2008年3月9日
人権擁護法案/「国旗国歌」も危うくなる
人権擁護法案を今国会に提出しようとする動きが自民党内でにわかに高まっている。だが、同法案は人権擁護が恣意(しい)的に利用され、言論弾圧や逆差別を招いたり社会秩序を壊しかねないと指摘され、二〇〇三年に廃案、〇五年に再提出が断念された、いわく付きのものだ。それをなぜ国会提出を急ぐのか、甚だ疑問である。
あいまいな委員選出基準
差別や虐待などの人権侵害が生じれば速やかに救済するのは言うまでもない。そのために現行の司法制度があり、個別法としては「児童虐待防止法」(二〇〇〇年)や「配偶者暴力(DV)防止法」(〇一年)、「高齢者虐待防止法」(〇五年)などがある。それなのになぜ、新たに法律が必要なのか。
人権擁護法案は、人権侵害の救済や防止を図るために法務省の外局として人権委員会を設置しようというものだが、人権侵害の定義があいまいな上に「助長、誘発」の禁止もうたっていることから、恣意的な拡大解釈が危ぶまれる。
また人権委に令状なしでの関係資料の押収や立ち入り権限を与え、それを拒否すれば罰金(三十万円以下)も科せられる。これは警察も持たない強制権力で、現行の司法体制を逸脱している。

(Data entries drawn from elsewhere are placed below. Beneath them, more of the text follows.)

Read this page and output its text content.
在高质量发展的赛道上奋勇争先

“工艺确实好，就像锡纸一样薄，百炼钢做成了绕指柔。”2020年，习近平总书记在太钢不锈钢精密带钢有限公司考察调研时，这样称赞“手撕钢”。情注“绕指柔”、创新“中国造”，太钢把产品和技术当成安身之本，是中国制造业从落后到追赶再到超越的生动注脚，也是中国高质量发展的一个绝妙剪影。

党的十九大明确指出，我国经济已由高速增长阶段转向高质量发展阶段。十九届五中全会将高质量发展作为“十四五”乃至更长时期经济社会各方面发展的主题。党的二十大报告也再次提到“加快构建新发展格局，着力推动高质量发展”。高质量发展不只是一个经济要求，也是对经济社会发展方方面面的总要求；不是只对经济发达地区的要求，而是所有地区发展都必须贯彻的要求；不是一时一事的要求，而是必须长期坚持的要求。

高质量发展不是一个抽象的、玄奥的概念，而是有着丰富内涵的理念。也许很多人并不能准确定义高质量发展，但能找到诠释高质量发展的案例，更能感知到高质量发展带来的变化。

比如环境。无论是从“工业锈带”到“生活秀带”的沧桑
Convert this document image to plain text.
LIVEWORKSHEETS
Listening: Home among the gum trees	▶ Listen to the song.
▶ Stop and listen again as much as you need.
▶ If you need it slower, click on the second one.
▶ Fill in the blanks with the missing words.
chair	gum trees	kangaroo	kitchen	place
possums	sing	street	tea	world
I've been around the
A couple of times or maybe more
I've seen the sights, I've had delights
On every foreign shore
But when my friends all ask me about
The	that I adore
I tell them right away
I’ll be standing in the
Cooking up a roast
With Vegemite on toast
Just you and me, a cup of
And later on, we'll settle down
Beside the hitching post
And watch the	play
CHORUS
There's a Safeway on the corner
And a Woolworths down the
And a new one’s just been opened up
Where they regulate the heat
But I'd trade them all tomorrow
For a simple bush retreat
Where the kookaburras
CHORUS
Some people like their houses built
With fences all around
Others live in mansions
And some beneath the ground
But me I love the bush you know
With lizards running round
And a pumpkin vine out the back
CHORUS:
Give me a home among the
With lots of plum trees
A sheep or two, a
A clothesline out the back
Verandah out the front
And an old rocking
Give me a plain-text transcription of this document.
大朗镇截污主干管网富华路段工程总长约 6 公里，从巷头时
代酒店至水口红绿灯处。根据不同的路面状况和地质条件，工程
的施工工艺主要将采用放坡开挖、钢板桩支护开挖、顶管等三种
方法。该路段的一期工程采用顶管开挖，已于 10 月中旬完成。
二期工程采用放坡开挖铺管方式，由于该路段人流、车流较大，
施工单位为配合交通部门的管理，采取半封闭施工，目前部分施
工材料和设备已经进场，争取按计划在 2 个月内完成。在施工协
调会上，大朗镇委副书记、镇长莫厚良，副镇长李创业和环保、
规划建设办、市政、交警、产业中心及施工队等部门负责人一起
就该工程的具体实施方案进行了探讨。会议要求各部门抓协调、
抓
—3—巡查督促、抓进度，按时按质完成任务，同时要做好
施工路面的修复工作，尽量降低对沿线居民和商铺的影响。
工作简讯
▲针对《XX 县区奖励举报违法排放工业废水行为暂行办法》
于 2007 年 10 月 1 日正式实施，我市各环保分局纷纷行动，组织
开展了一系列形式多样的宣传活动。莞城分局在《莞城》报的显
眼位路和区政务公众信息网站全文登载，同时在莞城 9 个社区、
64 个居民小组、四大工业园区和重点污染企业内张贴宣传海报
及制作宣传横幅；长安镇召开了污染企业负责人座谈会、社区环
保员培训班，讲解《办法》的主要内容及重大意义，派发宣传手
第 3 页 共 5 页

しかも、人権委のメンバーは弁護士会や「人権団体」の構成員などから選ぶとしており、選出基準があいまい極まりなく、国籍条項すらない。これでは北朝鮮の拉致事件に関与した外国人でも委員になることが可能で、外国勢力が公権力を行使しかねない。
このまま人権擁護法案が成立すれば、公立学校での「国旗国歌」も危うくなる。東京弁護士会は「人権侵害」の例として、公立小学校の音楽教諭に国歌の伴奏を「強制」することや、公立中学校長が卒業式で国歌斉唱を「強制しない」と事前に生徒に説明しなかった行為などを挙げているからだ。
この問題では東京都と左翼教組の一部教師らが対立している。「不起立」などで処分を受けた教師らは都人事委員会に処分取り消しの審査請求や裁判所に訴訟を起こしたりしているが、人権擁護法ができると人事委員会(東京弁護士会などの推薦委員が加わる)に訴え、これを同委が認めれば、学校に令状もなく立ち入って資料を押収し、それを拒否した校長が罰金を科せられる事態も生じる。
また東京弁護士会は〇五年三月、東京都国立市立第二小の卒業式での「校長土下座」を報じた産経新聞社(二〇〇〇年四月五日付)に対して「児童の権利が侵害された」として改善勧告を行っている。現行制度ではこの勧告に法的拘束力はないが、人権擁護法ができれば人権委が産経新聞社に令状なしで立ち入り、パソコンや取材資料を押収することも可能となる。
推進派は法案が同和対策としても必要と主張している。政府の地域改善対策協議会が一九九六年に「同和対策の基盤整備は概ね完了した」として新たな対策の取り組みを求める意見書を提出したからで、「差別で泣いている人がいる」として早期成立を促す人もいる。それならば、それはそれでしっかりと実情を把握し分析して対応すればいいことだ。
問題多く慎重な対応を
また国連規約人権委員会が九八年に政府から独立の人権救済機関設立を日本政府に勧告したことを根拠にしているが、勧告は主に警察や出入国管理局、刑務所などの公権力による人権侵害の救済措置を求めたもので、救済機関に強制権限を与えよともしていない。
人権擁護法案には問題が多いことから、慎重な対応が求められる。